2014年K-1ライト級世界トーナメント準決勝。
ゲーオ・ウィラサクレックvs久保優太による1戦は新生K-1発足以来初のムエタイ最強神話を魅せられた試合。
ゲーオ・ウィラサクレックはムエタイ格闘団体本場ルンピニーの王者に輝いた実績を持つ。
久しぶりの強いタイ人、ゲーオ・ウィラサクレック
ゲーオは1回戦、渾身のハイキックで対戦相手の額を陥没させるなど圧倒的なパワー力を見せつけ、2回戦にし進出した。
久しぶりに強いタイ人選手の登場によって会場はとんでもない強さの男がK-1に参戦したのだと確信した。
対する久保優太もライト級のベルトを過去に数多く獲得してきた実績を持つ。オランダキックボクシング団体のGLORYでも世界王者に輝くなど日本人最高峰のテクニシャンとして安定した試合展開で猛者を降してきた。
1回戦で久保は持ち前のテクニックで相手を完封し、判定で完勝。勢いのあるゲーオの圧力をも久保が技術で上回るか注目の1戦であったが、同時にゲーオの圧倒的強さは不穏な空気を漂わせた。
ゲーオ・ウィラサクレックvs久保優太の試合展開
1Rどっしり構えるゲーオ・ウィラサクレックに対し、柔らかな動きの久保優太。久保がフェイントや変則的打撃でゲーオのペースを乱していく。
久保の変則技が目立っているが、動じない様子のゲーオだ。ゲーオも重いローを放つ。
久保がじりじりプレッシャーをかけていく。しかしゲーオもパンチの飛び込み、蹴りの飛び込みで応戦する。久保は腕を伸ばしてそれをブロックするものの気を抜いたら瞬時にゲーオの打撃が畳みかけてくる。
ボクシングスキルでは久保が上回っているものの、ゲーオは下がらない。
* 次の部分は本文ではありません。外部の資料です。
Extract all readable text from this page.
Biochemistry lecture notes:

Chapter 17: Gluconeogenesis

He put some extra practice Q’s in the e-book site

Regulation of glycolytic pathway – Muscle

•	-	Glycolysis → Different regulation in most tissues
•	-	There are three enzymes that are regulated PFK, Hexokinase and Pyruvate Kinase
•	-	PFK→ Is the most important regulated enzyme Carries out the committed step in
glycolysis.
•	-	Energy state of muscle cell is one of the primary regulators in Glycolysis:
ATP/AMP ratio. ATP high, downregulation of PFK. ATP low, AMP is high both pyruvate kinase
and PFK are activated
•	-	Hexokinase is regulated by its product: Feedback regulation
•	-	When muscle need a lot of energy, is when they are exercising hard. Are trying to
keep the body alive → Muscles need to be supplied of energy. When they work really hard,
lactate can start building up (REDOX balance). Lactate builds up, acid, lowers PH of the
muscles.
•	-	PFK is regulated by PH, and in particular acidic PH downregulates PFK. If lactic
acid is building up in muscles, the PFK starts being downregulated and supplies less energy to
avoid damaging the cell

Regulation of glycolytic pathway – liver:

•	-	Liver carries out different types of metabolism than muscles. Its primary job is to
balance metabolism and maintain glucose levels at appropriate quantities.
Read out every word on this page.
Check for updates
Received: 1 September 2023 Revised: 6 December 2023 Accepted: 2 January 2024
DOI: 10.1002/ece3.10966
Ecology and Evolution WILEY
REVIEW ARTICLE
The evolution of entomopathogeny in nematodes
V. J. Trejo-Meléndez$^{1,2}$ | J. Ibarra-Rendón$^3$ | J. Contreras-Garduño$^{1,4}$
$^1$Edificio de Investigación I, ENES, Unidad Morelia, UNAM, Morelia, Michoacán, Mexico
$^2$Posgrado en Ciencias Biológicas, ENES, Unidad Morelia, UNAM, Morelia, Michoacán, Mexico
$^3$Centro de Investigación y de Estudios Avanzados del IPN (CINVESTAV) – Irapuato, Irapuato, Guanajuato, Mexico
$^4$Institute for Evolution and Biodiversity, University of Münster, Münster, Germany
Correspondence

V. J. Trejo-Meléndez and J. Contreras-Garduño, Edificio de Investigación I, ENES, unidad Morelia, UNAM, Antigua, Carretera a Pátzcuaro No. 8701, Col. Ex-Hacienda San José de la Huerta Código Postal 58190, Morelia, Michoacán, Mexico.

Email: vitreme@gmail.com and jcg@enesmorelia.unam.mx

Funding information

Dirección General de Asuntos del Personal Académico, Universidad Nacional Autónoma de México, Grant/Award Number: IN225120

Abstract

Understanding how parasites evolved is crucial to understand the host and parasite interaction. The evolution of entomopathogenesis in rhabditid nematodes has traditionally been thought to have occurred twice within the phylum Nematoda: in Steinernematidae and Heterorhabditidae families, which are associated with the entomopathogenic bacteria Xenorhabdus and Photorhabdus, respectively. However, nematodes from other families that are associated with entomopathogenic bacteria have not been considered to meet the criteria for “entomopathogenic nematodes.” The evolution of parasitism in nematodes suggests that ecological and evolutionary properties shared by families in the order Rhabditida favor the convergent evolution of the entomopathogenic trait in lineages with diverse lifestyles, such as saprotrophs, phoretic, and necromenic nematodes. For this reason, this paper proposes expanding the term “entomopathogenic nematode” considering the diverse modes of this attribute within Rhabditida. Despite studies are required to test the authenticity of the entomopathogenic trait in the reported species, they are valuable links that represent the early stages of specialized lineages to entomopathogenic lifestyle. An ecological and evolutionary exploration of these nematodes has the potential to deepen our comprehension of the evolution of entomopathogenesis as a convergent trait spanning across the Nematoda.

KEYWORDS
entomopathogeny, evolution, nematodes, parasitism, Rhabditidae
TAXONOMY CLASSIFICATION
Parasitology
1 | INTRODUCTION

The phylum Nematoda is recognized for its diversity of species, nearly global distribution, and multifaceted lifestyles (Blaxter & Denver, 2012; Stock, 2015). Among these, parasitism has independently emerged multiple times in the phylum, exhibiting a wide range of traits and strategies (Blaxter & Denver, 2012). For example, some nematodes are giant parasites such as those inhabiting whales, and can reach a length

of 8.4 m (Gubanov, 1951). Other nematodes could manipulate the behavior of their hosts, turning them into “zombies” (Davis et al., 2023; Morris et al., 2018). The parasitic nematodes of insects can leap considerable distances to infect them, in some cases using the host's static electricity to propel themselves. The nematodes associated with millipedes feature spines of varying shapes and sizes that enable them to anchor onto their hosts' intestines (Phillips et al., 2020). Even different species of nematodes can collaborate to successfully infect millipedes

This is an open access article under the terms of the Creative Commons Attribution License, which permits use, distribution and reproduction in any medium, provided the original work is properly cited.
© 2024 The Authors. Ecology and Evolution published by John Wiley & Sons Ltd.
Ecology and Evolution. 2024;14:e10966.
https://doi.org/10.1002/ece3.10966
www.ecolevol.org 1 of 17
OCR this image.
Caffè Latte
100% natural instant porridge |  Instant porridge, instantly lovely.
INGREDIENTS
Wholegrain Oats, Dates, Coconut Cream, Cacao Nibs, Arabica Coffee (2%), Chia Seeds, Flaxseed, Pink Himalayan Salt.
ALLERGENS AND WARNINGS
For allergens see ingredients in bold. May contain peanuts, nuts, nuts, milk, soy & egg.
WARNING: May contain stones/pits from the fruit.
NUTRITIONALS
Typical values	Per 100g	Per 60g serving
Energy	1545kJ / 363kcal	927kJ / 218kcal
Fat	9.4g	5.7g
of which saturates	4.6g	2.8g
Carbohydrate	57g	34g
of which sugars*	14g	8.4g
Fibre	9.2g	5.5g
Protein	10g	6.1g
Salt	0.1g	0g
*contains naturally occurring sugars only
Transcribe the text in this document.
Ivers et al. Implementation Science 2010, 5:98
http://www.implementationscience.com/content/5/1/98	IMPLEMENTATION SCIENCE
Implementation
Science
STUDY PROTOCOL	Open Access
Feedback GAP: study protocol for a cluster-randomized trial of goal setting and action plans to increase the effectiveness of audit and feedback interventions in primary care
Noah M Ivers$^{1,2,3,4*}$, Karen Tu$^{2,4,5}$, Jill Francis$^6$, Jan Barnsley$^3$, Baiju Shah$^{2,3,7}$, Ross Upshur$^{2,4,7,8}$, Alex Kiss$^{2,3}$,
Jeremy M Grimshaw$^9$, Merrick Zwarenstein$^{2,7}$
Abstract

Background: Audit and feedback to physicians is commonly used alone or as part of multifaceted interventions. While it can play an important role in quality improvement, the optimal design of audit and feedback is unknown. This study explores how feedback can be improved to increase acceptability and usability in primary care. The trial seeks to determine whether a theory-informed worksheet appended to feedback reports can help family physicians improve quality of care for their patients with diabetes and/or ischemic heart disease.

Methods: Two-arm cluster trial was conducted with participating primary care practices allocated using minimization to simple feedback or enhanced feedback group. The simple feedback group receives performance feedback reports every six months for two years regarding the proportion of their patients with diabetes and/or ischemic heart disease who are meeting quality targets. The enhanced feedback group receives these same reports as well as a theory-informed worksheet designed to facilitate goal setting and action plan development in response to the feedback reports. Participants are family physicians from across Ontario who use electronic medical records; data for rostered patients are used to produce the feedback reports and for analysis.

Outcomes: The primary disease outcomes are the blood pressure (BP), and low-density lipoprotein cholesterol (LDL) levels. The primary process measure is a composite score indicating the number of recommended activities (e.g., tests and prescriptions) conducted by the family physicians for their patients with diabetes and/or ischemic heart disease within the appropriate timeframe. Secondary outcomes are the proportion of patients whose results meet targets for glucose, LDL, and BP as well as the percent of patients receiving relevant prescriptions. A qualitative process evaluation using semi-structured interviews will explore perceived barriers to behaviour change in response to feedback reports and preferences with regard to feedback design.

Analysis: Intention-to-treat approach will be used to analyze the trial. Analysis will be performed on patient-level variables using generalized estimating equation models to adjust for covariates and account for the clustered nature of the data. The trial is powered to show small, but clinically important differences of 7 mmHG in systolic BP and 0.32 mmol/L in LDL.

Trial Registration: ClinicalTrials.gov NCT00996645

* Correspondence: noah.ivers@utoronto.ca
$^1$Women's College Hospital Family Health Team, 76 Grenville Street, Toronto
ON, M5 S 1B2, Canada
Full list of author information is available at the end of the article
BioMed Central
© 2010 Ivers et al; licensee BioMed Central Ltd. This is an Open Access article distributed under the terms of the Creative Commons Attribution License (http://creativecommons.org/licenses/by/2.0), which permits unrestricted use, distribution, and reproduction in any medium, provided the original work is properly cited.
ゲーオはフックを放ちながら、ハイキックを見舞う。
蹴りをキャッチする久保だが、ゲーオの体の柔らかさ、体幹の強さは尋常ではない。
1R終了間際でゲーオがパンチから放ったローキックで久保の足が流れ、スリップ。ここでラウンド終了のゴングが鳴った。
試合主導権を握りたい久保だが、規格外のゲーオの攻撃力に試合中笑みを浮かべる場面もあった。2Rはパンチによる打撃の展開が見られた。
ゲーオはボクシング中心のファイトスタイルに変わった。当たれば倒れるが、目の良い久保はバックステップ、スウェーでなんとか躱す。
ゲーオもやや疲れてきたのか打撃のスピードが落ちてきたようだ。久保の打撃で頬が少し腫れている。
久保はワンツーを放ち、ゲーオはこれをスウェーで躱す。目が良く、ディフェンスも長けている両者。久保は前蹴りからストレートを伸ばし、ゲーオを捉えた。テクニックでは久保が上回り、ゲーオの打撃数は減ってきた。
再びインボクシングの距離に両者が入る。久保は左から右フックを放った。それに合わせてゲーオは右フックのクロスカウンターを合わせた。まともに攻撃をもらった久保は片膝をつき、そのまま背中から倒れ、天井を見上げた。
立てないと判断したレフェリーはそこで試合を止めた。
ブアカーオを彷彿とさせるゲーオ・ウィラサクレックの強さ
ゲーオ・ウィラサクレックの圧倒的強さは会場を震感させた。
かつてK-1で2度の王者に輝いたブアカーオを彷彿とさせた。ブアカーオの登場以降のK-1では彼に匹敵するタイ人ファイター現れなかった。
ブアカーオも2004年K-1世界トーナメント決勝戦で魔裟斗を破り、ムエタイ最強を世に知らしめた。
ゲーオはムエタイ最強伝説を再来させた。ゲーオの強みはタイ人離れしたパンチの打撃力。蹴りに特化しがちなムエタイファイターの概念を覆すその強さにある。ブアカーオ同様にパンチ力に秀でたムエタイ選手はそう多くない。
現在のKー1においても初参戦のムエタイ選手に苦戦する場面は度々見受けられる。その流れを再来させたゲーオの存在はかなり大きいと感じる。
ゲーオの活躍は忘れていた強いタイ人の幻想を思い起こさせた。若くして何百戦以上も戦っているムエタイ選手の中にはいつの時代も怪物が眠っているのだろう。